草むらに片膝と両手をついて着地する。ユニコーンに乗り捜索するか、徒歩で近場を探すか……。

魔王が準備したと思われる朝食は、ほのかに温かかった。すなわち、朝食の準備をしてから魔王が消えるまでの時間はそんなに経ってはいないのだろう。まだ近くにいる可能性が高い。

 まずは近場を探すのが的確な判断だろう。

勘を頼りに、街に向かう道を進んでいく。木々に囲まれた一本道を少し歩くと魔王の背中が見えた。いつも溢れているオーラは消えかけ、いつもよりも小さく見える魔王の背中。小さな池のほとりにある岩の上に座り、池を眺めている様子だった。静かに近づいていく。近づくと怒りが込み上げてきて「何故何も言わずに突然いなくなったんだ。心配させやがって!」と、怒鳴りたい衝動に駆られる。

 その時だった。

『落ち込んでいる子には怒りをぶつけずに優しく対応しろ。まずは理由を聞くのだ』と、言葉が頭の中に流れてきた。今まで魔王に対しては、母親としての魔王への言葉が頭に流れてきていた。だが今回は魔王は子供ではないのに、子に対しての子育てチートが発動した。

優しく接しようと、怒りを腹の中にぎゅっと押し込める。深呼吸して「魔王、大丈夫か?」と、魔王の背中に優しく話しかけた。

「……」

 無視される予感はしていた。俺は静かに魔王の横に座る。しばらくすると魔王が何かを呟いた。聞き取れなく、顔を近くに寄せる。「もう一度今の言葉を言ってくれ」とゆったりとした口調で尋ねた。

「母と過ごした幼き日々と、母が亡くなった時を思い出した……」
「魔王は母のことを思い出したのか?」
「子供たちがいなくなった後のことを考えた」
「……壁の絵を見た時のことか?」
「あぁ、そうだ。今まで感じたことのない気持ちが荒波のように押し寄せてきて苦しくなった。やがて子供と親は離れて、独立してしまう」

 今の言葉、あの時からの仕草。推理すると魔王の気持ちが完全ではないが、分かった気がした。

 あの時に俺は、絵を眺めながら親のような嬉しさと寂しさが混ざりあった不思議な気持ちになったが、きっと魔王はもっと激しい気持ちに襲われてしまったに違いない。

「我はもう、孤独にはなりたくない」

 何を言ってるんだ魔王。鈍感だなお前は。お前は執事に溺愛されているのだから、執事に命がある限り孤独になることはないだろう。それに子らも魔王の事が大好きだ。子らが例え独立してもきっと近くに住んでいれば実家を訪れるように、頻繁に魔王城に遊びにくるだろう。お土産なんて持ってきてくれたりもしてな! それに、俺も――俺も、なんだ? 俺は魔王に何ができる?

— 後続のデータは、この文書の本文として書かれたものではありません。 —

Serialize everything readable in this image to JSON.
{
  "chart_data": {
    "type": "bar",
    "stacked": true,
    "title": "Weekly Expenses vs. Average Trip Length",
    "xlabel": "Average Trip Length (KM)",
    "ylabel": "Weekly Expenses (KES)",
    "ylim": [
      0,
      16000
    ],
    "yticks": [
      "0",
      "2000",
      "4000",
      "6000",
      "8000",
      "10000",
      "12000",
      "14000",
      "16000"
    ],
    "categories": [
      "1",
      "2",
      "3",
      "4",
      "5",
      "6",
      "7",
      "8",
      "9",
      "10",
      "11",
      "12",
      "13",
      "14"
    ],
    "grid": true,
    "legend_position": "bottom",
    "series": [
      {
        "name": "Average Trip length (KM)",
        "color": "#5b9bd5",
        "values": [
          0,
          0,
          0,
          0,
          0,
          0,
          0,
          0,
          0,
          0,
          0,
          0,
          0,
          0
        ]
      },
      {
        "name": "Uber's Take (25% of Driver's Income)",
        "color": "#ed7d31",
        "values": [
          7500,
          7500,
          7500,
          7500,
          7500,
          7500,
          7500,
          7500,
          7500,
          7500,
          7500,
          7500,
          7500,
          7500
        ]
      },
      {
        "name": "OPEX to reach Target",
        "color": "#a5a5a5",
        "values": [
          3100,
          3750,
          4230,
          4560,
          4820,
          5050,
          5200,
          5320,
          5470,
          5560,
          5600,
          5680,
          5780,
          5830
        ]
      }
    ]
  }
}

 俺は、魔王のことをどう思っているのか。魔王にとってどんな存在でありたいのか。魔王について、頭の中を整理しようとしていると、こっそり読んだ魔王の日記の文章が一語一句、誤りのない状態ではっきりと目の前に浮かんできた。

 『我にできることは何か。母は幼き日に命を奪われ、唯一の愛は消えた。愛の形跡があった母の形見も人間に奪われた。愛とは何か。知る術もなく、与える術も知らず。ただ、衣食住を子供たちに差し出すだけだ』

 答えが見つかった気がした。

 俺は、魔王に無償の愛を渡したい。
 沢山の愛を魔王に教えたい。

 きっと俺は、魔王の母親になりたいのだ!!

「魔王、俺はお前の――」

 大切な気持ちを伝えようとした時だった。

「魔王、覚悟しろ。お前のせいで俺の兄貴が……」

 背後から憎しみ溢れるような低い叫び声がした。